From production, to transportation, to distribution, Zara has the earth’s interest in mind. Their clothes, which are made from organic cotton and other “ecological fabrics,” are transported using bio-diesel fuel, and sold in stores across the globe that save energy and recycle. They’ve also ranked relatively well on the sustainability scale created by Rank a Brand, an independent brand-comparison website that provides consumers with unbiased information about the eco-friendliness of retail brands. They do this using intensive research, which they break down into a “report card” on the site.
In addition to using sustainable products such as dye from indigo plants, the Japanese retailer has a humanitarian slant. They opened an eco-friendly dyeing plant in Cambodia, creating much-needed jobs in the country. The company also makes it a point to use local resources from their production sites (wool from Kyrgyzstan, soapstone from Kenya, etc.) in order to minimize transport’s carbon footprint.
Other local brands don’t seem to fall short on these efforts towards sustainability, too.
Bianca Moran, the Filipina behind the 100 percent vegan and gluten-free restaurant Susi, has started a line of vegan footwear called Susi Studio, which is set to launch at the end of the year. Their products are made from hemp, coconut husk, cork, organic cotton, and recycled plastic. As their tagline says, they “give a damn.” The SusiStudio.com website provides you the photos and prices of these footwear.

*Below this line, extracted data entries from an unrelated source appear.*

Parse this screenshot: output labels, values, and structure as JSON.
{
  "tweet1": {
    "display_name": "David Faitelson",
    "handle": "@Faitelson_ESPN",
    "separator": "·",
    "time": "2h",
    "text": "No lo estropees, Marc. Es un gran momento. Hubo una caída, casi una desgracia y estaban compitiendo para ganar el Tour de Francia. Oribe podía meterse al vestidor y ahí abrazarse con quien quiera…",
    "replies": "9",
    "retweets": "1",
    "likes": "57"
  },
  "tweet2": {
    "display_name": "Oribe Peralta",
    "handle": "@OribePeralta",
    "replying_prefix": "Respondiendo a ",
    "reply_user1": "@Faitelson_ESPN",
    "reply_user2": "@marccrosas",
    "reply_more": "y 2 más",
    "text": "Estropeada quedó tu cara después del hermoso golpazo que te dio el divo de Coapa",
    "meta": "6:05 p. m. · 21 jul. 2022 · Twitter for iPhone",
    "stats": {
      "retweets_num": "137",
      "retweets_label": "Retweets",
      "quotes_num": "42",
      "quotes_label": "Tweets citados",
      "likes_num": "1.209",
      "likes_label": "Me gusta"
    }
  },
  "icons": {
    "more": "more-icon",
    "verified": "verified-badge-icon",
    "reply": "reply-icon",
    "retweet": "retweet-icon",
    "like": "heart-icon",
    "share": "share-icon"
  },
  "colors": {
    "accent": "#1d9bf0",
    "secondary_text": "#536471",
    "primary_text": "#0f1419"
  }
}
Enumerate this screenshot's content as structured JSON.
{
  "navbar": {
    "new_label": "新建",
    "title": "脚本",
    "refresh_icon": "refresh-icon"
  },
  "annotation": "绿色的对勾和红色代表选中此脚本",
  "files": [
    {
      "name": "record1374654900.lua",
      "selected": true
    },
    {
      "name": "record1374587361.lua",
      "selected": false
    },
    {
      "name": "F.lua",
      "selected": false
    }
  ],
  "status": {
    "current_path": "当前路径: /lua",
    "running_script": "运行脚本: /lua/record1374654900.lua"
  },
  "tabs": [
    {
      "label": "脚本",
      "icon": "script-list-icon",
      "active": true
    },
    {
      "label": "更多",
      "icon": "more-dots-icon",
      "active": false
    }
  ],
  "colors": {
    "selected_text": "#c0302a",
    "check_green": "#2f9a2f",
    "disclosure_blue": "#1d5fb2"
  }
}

Designer Melissa Dizon Ramsay (who discovered, as an adult, that her birth name is actually Vivien) is passionate about eco-friendly fashion. Her previous line Eairth used “colors extracted from 100% wild flora” from the Philippines, and her eponymous line uses dyes derived from almond leaves, madder plants, and even coffee husks. Since the launch of Eairth in 2007, she’s been a force in eco-friendly fashion both locally and internationally. Her full and most collection can be seen on her website Vivienramsay.com.
ANTHILL Fabric Gallery
This Cebu-based fabric distributor specializes in indigenous textiles that are ethically sourced, provide jobs for women in need, and bring timeless Filipino tradition into the present day. By providing Filipinos with a completely local alternative, ANTHILL reduces waste in transportation (Remember those pesky carbon emissions!). To know more about ANTHILL, their website and Facebook page fill you in with the details.

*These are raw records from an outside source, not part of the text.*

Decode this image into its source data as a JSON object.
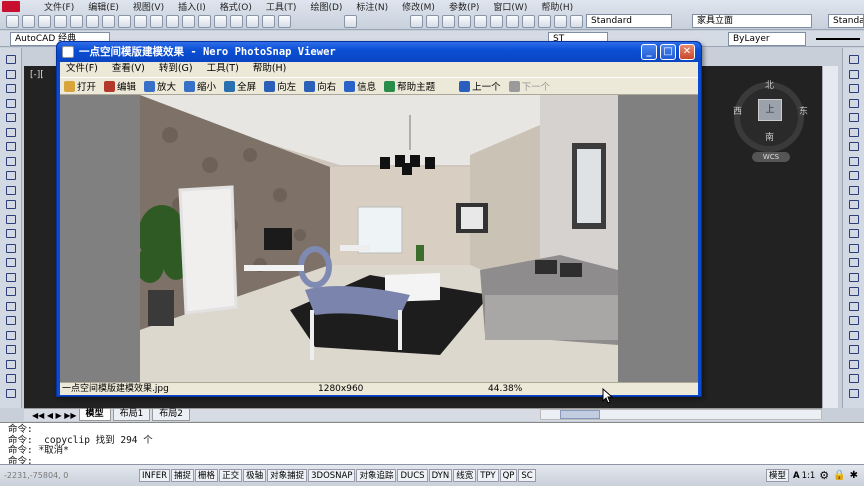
{
  "acad": {
    "menu": [
      "文件(F)",
      "编辑(E)",
      "视图(V)",
      "插入(I)",
      "格式(O)",
      "工具(T)",
      "绘图(D)",
      "标注(N)",
      "修改(M)",
      "参数(P)",
      "窗口(W)",
      "帮助(H)"
    ],
    "workspace": "AutoCAD 经典",
    "text_style": "Standard",
    "dim_style": "家具立面",
    "table_style": "Standard",
    "layer": "ST",
    "linetype": "ByLayer",
    "view_label": "[-][",
    "viewcube": {
      "top": "上",
      "north": "北",
      "south": "南",
      "east": "东",
      "west": "西",
      "wcs": "WCS"
    },
    "tabs": [
      "模型",
      "布局1",
      "布局2"
    ],
    "command_lines": [
      "命令:",
      "命令:  _copyclip 找到 294 个",
      "命令: *取消*"
    ],
    "prompt": "命令:",
    "coords": "-2231,-75804, 0",
    "status_buttons": [
      "INFER",
      "捕捉",
      "栅格",
      "正交",
      "极轴",
      "对象捕捉",
      "3DOSNAP",
      "对象追踪",
      "DUCS",
      "DYN",
      "线宽",
      "TPY",
      "QP",
      "SC"
    ],
    "status_right": {
      "model": "模型",
      "scale": "1:1"
    }
  },
  "viewer": {
    "title": "一点空间模版建模效果 - Nero PhotoSnap Viewer",
    "menu": [
      "文件(F)",
      "查看(V)",
      "转到(G)",
      "工具(T)",
      "帮助(H)"
    ],
    "toolbar": [
      {
        "label": "打开",
        "icon": "folder-open-icon",
        "color": "#d9a53a"
      },
      {
        "label": "编辑",
        "icon": "edit-icon",
        "color": "#b33a2b"
      },
      {
        "label": "放大",
        "icon": "zoom-in-icon",
        "color": "#3a6fc8"
      },
      {
        "label": "缩小",
        "icon": "zoom-out-icon",
        "color": "#3a6fc8"
      },
      {
        "label": "全屏",
        "icon": "fullscreen-icon",
        "color": "#2a6fb0"
      },
      {
        "label": "向左",
        "icon": "rotate-left-icon",
        "color": "#2b5fb8"
      },
      {
        "label": "向右",
        "icon": "rotate-right-icon",
        "color": "#2b5fb8"
      },
      {
        "label": "信息",
        "icon": "info-icon",
        "color": "#2a62c8"
      },
      {
        "label": "帮助主题",
        "icon": "help-icon",
        "color": "#2a8c4a"
      },
      {
        "label": "上一个",
        "icon": "previous-icon",
        "color": "#2a5fc0"
      },
      {
        "label": "下一个",
        "icon": "next-icon",
        "color": "#9a9a9a"
      }
    ],
    "status": {
      "filename": "一点空间模版建模效果.jpg",
      "dimensions": "1280x960",
      "zoom": "44.38%"
    }
  }
}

Though each of these brands are making their own small steps towards being truly beneficial for the environment, together, they are beginning to change the trajectory of the industry as a whole. And yes, this can be made more achievable with the help coming from the consumers’ end—to acknowledge all these efforts from the brands and to be more conscious shoppers on what we buy. However, for fashion to change its status as world’s second-largest producer of waste, more clothing manufacturers will have to follow suit.